Enfin, des fois avec eux je parle italien, ils comprennent l’italien, mais ils ne le parlent pas. Ils comprennent un peu. Puis des fois je… Je… Je désespère en me disant, mais… Mais ils vont jamais, enfin… J’ai pas l’impression que je… Je pourrais jamais transmettre ça. J’arriverai jamais. De transmettre l’italien par exemple à mes enfants, ils vont le perdre par exemple. Je trouve que ça c’est la…

Ca m’est difficile parce que je me dis, mais pfffff… C’est tellement… Enfin c’est tellement important, oui une langue c’est quand même important, c’est une porte ouverte sur un autre… Sur un autre monde. Et puis je… Euh… Ca je trouve difficile ouais. Comme parent, ça me… Enfin c’est cette responsabilité-là, de pas lui avoir donné par exemple je sais pas y’a plein de parents qui vont faire la pêche, après ils vont là-bas, ils vont faire le ski. Moi le ski je sais pas skier, voilà. De pas lui donner tout ça en fait. Des fois on… Ouais on culpabilise un peu. »

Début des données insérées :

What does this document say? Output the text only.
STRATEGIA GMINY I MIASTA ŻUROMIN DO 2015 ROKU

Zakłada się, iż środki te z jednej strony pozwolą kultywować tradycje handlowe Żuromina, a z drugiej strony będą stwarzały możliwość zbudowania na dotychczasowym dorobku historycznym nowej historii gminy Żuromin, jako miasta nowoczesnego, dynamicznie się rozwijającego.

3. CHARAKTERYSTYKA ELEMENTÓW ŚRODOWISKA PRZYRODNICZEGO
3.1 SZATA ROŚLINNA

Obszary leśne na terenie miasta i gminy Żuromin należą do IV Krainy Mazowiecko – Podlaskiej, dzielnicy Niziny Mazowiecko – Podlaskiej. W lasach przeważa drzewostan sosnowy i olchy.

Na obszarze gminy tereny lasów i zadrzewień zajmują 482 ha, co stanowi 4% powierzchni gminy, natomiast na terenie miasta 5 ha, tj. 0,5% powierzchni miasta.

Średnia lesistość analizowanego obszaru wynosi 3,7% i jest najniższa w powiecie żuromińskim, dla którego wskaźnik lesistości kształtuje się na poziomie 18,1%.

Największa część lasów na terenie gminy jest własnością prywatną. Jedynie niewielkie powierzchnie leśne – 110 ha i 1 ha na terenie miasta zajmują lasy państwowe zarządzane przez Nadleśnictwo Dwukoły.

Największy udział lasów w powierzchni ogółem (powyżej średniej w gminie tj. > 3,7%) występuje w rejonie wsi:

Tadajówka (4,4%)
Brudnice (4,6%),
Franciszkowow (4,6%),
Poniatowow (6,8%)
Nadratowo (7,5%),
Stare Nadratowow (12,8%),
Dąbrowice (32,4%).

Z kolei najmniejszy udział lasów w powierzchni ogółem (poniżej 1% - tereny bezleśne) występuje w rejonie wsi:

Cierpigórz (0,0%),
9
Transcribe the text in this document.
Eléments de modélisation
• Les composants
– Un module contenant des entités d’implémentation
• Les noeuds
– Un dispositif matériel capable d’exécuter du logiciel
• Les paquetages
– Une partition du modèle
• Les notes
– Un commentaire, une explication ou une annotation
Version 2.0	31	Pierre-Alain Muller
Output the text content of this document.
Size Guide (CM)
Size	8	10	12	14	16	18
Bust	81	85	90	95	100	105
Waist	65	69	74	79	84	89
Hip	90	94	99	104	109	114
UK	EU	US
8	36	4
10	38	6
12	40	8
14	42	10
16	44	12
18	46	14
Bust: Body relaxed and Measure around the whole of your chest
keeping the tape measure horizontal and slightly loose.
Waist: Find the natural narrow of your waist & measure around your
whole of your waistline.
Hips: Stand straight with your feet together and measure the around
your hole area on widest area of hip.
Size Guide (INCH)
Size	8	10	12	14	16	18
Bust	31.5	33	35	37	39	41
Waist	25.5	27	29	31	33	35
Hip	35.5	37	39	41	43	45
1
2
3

En résumé, il s’agit d’un père dont le discours est souvent confus et faisant ressortir une grande culpabilité face à la maladie de son fils. Cet état peut être renforcé par le fait que le père ait la même maladie et se sente ainsi « responsable » des affections transmises à son fils. Il peut alors aisément faire des liens avec son vécu lorsqu’il avait l’âge de son fils, ce qui est un indice de sécurité dans la CaMP. Des aspects négatifs de sa vie peuvent être abordées, mais les émotions négatives en elles-mêmes ne peuvent pas être explicités et commentées.